On the Shortness of Life

A collection of three of Seneca’s essays: On the Shortness of Life, Consolation to Helvia, On Tranquility of the Mind, all of which deal with ways of thinking and living life. Consolation is written to his mother, to assuage her grief at his death, and contains thoughts which may help those who are grieving. Tranquility is written to his friend Serenus, and reinforces the Stoic philosophy that happiness comes from within ourselves, do not reach for external trappings, guard your time for valiant pursuits, do good work and sprinkle in a bit of relaxation. The title essay, Shortness of Life, continues these themes with many quotable bits.

You hear many people saying: ‘When I am fifty I shall retire into leisure’… And what guarantee do you have of a longer life? Who will allow your course to proceed as you arrange it? Aren’t you ashamed to keep for yourself just the remnants of your life, and to devote to wisdom only that time which cannot be spent on any business? How late it is to begin really to live just when life must end!

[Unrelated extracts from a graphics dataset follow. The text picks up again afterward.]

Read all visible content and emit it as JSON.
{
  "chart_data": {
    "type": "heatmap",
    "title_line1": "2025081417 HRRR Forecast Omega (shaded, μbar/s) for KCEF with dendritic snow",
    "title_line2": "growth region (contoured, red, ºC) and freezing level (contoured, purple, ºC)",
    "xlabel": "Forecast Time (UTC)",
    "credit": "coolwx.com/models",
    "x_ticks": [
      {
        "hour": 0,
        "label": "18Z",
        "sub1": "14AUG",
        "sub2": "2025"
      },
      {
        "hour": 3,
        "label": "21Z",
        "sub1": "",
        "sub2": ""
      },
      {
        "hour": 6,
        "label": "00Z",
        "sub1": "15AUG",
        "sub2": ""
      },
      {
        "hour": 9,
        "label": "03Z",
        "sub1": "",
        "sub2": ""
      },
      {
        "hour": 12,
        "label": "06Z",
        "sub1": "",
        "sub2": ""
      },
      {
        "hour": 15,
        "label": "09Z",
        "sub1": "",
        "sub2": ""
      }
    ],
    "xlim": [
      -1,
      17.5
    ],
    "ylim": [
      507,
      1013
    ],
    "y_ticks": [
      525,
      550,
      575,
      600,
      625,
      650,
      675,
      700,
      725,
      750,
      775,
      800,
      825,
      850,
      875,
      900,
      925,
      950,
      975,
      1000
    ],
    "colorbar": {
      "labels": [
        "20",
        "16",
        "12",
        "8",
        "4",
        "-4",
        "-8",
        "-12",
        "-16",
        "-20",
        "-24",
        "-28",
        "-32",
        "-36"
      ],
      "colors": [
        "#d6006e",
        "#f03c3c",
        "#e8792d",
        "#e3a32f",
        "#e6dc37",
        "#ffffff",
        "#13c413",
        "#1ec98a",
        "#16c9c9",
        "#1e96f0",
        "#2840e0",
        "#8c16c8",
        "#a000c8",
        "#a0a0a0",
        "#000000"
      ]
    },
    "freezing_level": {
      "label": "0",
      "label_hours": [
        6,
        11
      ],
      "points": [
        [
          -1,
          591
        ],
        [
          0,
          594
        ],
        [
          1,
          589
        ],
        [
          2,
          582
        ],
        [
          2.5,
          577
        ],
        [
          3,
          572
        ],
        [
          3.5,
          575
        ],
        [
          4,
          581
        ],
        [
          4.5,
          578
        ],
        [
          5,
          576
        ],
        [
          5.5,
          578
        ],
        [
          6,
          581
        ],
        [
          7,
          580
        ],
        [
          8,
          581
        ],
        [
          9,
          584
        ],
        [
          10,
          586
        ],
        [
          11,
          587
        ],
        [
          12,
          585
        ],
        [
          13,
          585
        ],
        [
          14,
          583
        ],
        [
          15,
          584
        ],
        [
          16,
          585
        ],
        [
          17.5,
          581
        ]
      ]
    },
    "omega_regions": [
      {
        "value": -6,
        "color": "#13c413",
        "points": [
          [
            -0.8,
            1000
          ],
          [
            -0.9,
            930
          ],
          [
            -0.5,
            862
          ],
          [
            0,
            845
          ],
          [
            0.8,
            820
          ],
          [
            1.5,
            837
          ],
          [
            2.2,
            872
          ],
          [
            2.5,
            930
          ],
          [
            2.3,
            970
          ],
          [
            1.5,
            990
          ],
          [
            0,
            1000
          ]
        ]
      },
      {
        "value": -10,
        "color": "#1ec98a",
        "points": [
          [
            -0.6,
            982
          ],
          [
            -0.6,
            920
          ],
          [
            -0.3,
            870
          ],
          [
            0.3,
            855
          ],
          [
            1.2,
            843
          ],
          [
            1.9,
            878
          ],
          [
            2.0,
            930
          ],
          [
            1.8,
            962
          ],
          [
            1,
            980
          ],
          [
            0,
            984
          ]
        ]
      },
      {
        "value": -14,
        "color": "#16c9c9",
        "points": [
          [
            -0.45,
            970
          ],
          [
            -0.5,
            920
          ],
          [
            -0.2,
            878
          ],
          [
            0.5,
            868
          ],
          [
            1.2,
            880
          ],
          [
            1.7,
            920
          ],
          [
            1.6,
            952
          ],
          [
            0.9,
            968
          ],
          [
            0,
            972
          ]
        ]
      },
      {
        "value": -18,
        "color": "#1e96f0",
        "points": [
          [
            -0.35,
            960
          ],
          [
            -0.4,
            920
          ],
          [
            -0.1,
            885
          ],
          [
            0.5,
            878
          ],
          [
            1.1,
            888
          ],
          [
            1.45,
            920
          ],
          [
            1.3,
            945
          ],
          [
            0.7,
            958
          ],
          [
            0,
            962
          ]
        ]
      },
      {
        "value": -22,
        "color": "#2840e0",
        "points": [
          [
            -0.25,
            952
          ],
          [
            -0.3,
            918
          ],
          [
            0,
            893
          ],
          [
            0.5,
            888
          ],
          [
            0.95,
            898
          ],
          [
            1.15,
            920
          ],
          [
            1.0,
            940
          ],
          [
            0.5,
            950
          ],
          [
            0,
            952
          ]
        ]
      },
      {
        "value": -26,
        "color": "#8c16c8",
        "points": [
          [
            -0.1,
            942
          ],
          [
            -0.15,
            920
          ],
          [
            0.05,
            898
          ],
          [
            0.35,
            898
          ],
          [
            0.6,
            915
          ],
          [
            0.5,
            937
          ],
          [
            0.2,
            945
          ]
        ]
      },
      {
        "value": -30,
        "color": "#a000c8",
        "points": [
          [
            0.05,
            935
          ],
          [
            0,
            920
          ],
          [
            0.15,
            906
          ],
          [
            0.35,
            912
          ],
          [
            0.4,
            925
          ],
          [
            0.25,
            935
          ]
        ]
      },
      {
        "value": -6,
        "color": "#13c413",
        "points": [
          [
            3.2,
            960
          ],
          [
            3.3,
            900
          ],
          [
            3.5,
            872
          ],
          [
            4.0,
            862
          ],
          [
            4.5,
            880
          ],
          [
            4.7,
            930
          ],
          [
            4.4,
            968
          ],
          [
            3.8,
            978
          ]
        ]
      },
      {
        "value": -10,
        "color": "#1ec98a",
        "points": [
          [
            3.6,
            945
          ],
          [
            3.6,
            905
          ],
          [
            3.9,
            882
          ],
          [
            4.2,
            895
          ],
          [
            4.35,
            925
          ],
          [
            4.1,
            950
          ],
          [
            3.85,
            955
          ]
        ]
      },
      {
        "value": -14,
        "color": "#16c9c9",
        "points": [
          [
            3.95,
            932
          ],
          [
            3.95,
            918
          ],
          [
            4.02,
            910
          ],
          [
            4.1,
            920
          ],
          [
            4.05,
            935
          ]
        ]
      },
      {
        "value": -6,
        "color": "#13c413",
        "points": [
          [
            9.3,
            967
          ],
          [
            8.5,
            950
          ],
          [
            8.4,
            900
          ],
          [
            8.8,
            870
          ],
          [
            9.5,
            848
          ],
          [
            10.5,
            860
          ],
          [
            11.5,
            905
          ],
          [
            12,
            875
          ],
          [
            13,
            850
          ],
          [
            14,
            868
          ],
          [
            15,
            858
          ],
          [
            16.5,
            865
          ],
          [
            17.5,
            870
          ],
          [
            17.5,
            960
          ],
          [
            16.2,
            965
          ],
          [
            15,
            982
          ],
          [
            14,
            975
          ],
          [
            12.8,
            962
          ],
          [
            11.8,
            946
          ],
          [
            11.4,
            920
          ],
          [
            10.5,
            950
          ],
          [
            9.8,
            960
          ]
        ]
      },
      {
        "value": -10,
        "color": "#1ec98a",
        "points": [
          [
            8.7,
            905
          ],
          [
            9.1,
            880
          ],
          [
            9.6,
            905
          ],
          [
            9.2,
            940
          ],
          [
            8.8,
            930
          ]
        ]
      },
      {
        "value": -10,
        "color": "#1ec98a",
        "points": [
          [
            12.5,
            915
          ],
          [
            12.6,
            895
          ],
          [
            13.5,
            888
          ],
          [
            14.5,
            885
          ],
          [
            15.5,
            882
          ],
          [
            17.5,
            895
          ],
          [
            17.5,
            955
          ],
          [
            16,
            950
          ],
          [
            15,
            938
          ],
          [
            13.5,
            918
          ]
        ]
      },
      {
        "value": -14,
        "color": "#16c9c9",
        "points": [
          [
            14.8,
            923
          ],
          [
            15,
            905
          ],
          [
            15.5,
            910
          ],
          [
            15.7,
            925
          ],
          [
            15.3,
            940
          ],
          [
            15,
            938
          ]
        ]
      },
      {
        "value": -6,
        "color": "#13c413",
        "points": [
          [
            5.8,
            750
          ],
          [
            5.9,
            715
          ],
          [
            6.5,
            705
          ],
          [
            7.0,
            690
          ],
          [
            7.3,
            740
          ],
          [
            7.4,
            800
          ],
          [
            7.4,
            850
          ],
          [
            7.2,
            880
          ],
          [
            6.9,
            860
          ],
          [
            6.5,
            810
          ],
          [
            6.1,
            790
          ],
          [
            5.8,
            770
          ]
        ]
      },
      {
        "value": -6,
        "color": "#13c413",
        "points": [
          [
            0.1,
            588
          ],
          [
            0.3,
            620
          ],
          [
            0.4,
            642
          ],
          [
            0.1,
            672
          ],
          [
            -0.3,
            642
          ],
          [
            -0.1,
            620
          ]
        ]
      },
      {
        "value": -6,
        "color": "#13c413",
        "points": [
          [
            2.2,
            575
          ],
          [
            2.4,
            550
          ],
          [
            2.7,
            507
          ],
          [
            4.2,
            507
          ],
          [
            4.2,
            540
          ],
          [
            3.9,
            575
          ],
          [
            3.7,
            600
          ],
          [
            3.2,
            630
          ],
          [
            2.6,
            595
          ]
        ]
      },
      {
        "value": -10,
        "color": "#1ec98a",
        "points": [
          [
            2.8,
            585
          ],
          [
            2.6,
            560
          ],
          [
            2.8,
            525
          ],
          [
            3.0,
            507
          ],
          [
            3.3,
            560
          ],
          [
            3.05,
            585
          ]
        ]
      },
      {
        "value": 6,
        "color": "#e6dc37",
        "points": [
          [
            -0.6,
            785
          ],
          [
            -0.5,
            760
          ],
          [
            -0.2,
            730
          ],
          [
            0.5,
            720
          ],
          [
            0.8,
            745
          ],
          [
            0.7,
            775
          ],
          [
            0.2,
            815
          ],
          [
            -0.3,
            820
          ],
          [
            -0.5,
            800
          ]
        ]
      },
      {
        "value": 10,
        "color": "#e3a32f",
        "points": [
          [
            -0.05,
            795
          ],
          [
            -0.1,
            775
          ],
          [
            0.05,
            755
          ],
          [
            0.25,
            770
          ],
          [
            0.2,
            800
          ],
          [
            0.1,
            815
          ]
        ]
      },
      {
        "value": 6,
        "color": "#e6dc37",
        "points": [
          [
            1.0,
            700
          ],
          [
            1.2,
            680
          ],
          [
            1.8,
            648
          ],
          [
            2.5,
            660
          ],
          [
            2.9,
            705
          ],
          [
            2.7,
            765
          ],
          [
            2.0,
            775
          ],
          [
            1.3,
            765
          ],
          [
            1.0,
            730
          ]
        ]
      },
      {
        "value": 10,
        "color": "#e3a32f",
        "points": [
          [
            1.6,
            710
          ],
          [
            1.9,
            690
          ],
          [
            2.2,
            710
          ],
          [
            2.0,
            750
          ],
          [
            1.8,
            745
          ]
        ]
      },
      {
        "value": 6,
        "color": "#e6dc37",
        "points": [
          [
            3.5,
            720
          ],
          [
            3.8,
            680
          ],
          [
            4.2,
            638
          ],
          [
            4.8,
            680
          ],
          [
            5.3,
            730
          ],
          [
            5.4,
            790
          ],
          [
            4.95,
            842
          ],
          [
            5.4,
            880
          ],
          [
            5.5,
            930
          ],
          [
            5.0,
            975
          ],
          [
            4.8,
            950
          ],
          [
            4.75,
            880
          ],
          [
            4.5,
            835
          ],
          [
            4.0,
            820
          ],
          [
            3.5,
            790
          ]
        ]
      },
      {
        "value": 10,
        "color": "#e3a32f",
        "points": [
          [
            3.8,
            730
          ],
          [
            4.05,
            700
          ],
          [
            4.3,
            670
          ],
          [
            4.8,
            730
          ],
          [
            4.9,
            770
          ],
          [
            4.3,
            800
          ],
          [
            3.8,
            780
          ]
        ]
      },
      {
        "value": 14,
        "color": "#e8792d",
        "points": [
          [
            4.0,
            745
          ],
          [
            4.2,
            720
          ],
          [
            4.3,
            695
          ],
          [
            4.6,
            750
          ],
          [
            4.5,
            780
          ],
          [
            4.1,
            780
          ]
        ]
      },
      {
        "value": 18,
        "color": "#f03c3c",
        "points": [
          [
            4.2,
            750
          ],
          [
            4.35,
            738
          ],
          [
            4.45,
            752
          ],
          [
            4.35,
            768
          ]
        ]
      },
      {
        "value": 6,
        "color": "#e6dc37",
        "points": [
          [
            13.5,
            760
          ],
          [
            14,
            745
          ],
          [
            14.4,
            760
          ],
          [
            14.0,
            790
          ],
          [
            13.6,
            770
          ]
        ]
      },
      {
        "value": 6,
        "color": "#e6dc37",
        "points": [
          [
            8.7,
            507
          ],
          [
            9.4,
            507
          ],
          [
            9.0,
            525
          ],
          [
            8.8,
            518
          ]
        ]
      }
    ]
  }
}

Learning how to live takes a whole life, and… it takes a whole life to learn how to die… Believe me, it is the sign of a great man, and one who is above human error, not to allow his time to be frittered away: he has the longest possible life simply because whatever time was available he devoted entirely to himself. None of it lay fallow and neglected, none of it under another’s control.

You must not think a man has lived long because he has white hair and wrinkles: he has not lived long, just existed long. For suppose you should think that a man had had a long voyage who had been caught in a raging storm as he left harbour, and carried hither and thither and driven round and round in a circle by the rage of opposing winds? He did not have a long voyage, just a long tossing about.

Putting things off is the biggest waste of life: it snatches away each day as it comes, and denies us the present by promising the future. The greatest obstacle to living is expectancy, which hangs upon tomorrow and loses today.

Now while the blood is hot you should make your way with vigour to better things. In this kind of life you will find much that is worth your study: the love and practice of the virtues, forgetfulness of the passions, the knowledge of how to live and die, and a life of deep tranquility. Indeed the state of all who are preoccupied is wretched, but the most wretched are those who are toiling not even at their own preoccupations, but must regulate their sleep by another’s, and their walk by another’s pace, and obey orders in those freest of things, loving and hating. If such people want to know how short their lives are, let them reflect how small a portion is their own.